Remembering the Dead
Partners Joe William Bailey & Clarence Josephy McCloskey, Jr. perished together. McCloskey’s sisters and two nieces attended the Memorial Service. His niece, Susan, represented McCloskey in the Jazz Funeral.
Duane George “Mitch” Mitchell, assistant MCC pastor. He had escaped through the emergency exit with a group led by bartender Douglas “Buddy” Rasmussen, but ran back into the burning building trying to save his partner, Louis Horace Broussard. Their bodies were discovered lying together.
Mrs. Willie Inez Warren of Pensacola later died from burns suffered in the fire. Her two sons died inside the bar, Eddie Hosea Warren and James Curtis Warren.
Pastor of the MCC, Rev. William R. Larson, formerly a Methodist lay minister.
Dr. Perry Lane Waters, Jr., a Jefferson Parish dentist. Several victims were his patients and were identified by his x-rays.
Douglas Maxwell Williams
Leon Richard Maples, a visitor from Florida.
George Steven Matyi
Reginald Adams, Jr., MCC member, formerly a Jesuit Scholastic.
James Walls Hambrick, who had jumped from the building in flames, died later that week.
Horace “Skip” Getchell, MCC member.
Joseph Henry Adams
Herbert Dean Cooley, UpStairs Lounge bartender and MCC member.

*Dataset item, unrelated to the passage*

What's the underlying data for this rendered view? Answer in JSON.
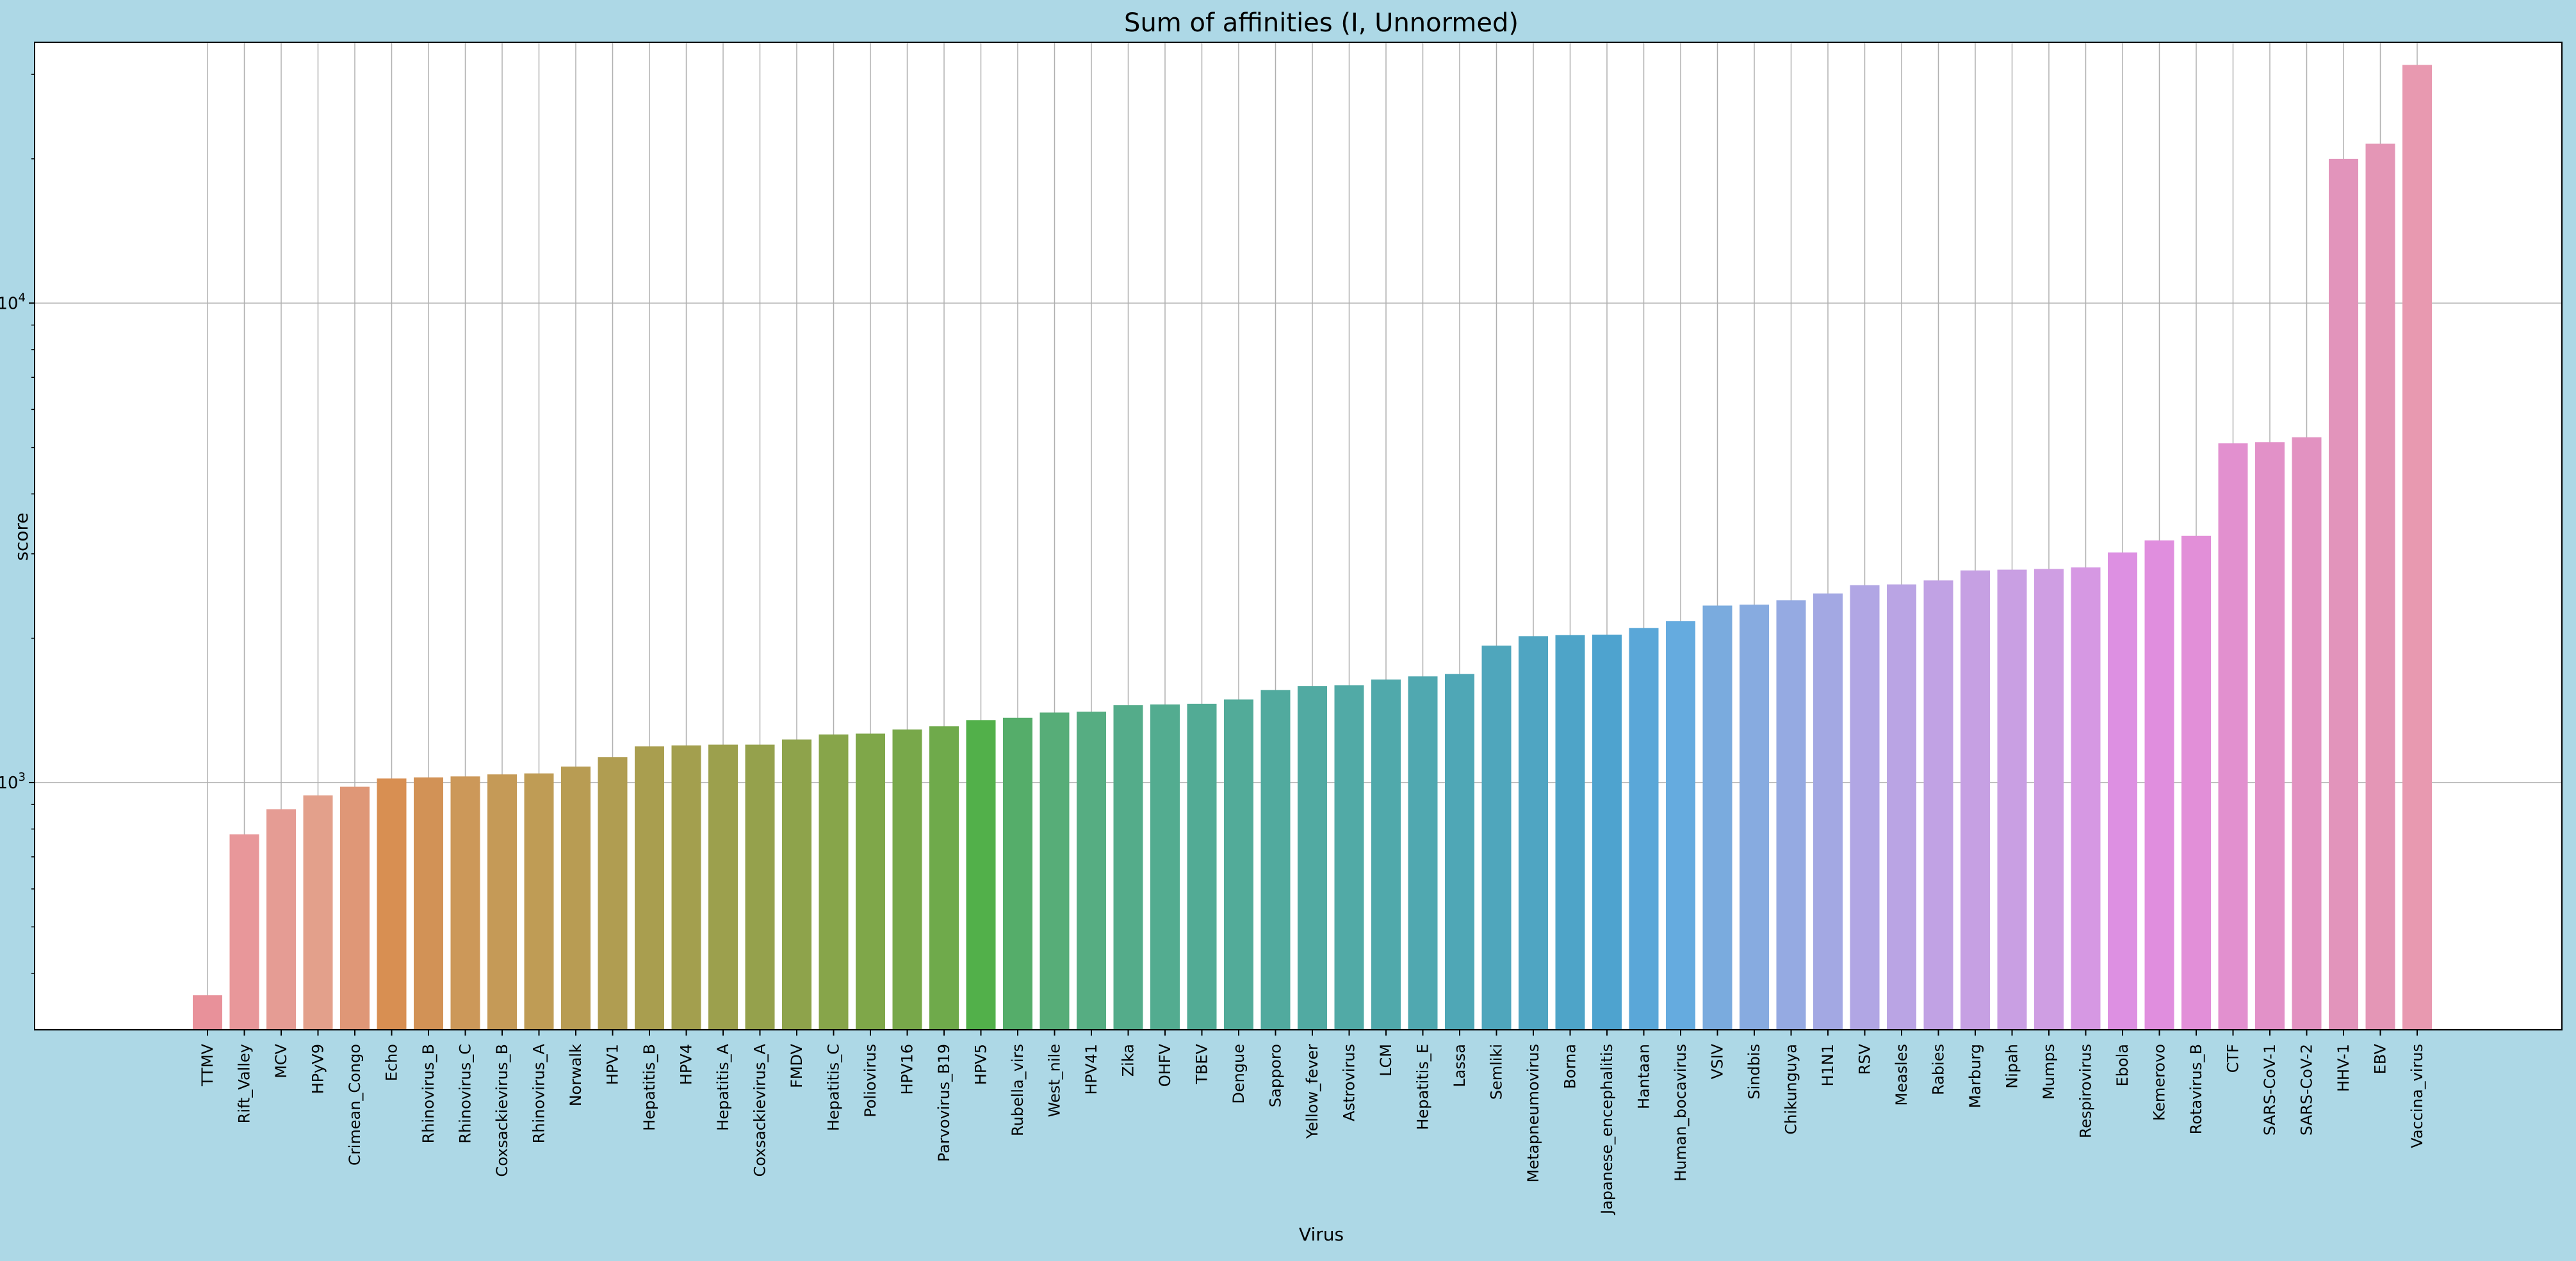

Professional pianist, David Stuart Gary.
Guy D. Anderson
Luther Boggs, teacher, who died two weeks later. Notified while hospitalized with terrible burns that he had been fired from his job.
Donald Walter Dunbar
Professional linguist, Adam Roland Fontenot, survived by his partner, bartender Douglas “Buddy” Rasmussen, who led a group to safety.
John Thomas Golding, Sr., member of MCC Pastor’s Advisory Group.
Gerald Hoyt Gordon
Kenneth Paul Harrington, Federal Government employee.
Glenn Richard “Dick” Green, Navy veteran.
Robert “Bob” Lumpkin
Four men were buried in Potter’s Field: Ferris LeBlanc (later indentified), and three persons only identified as Unknown White Males. The city refused to release these bodies to the MCC for burial.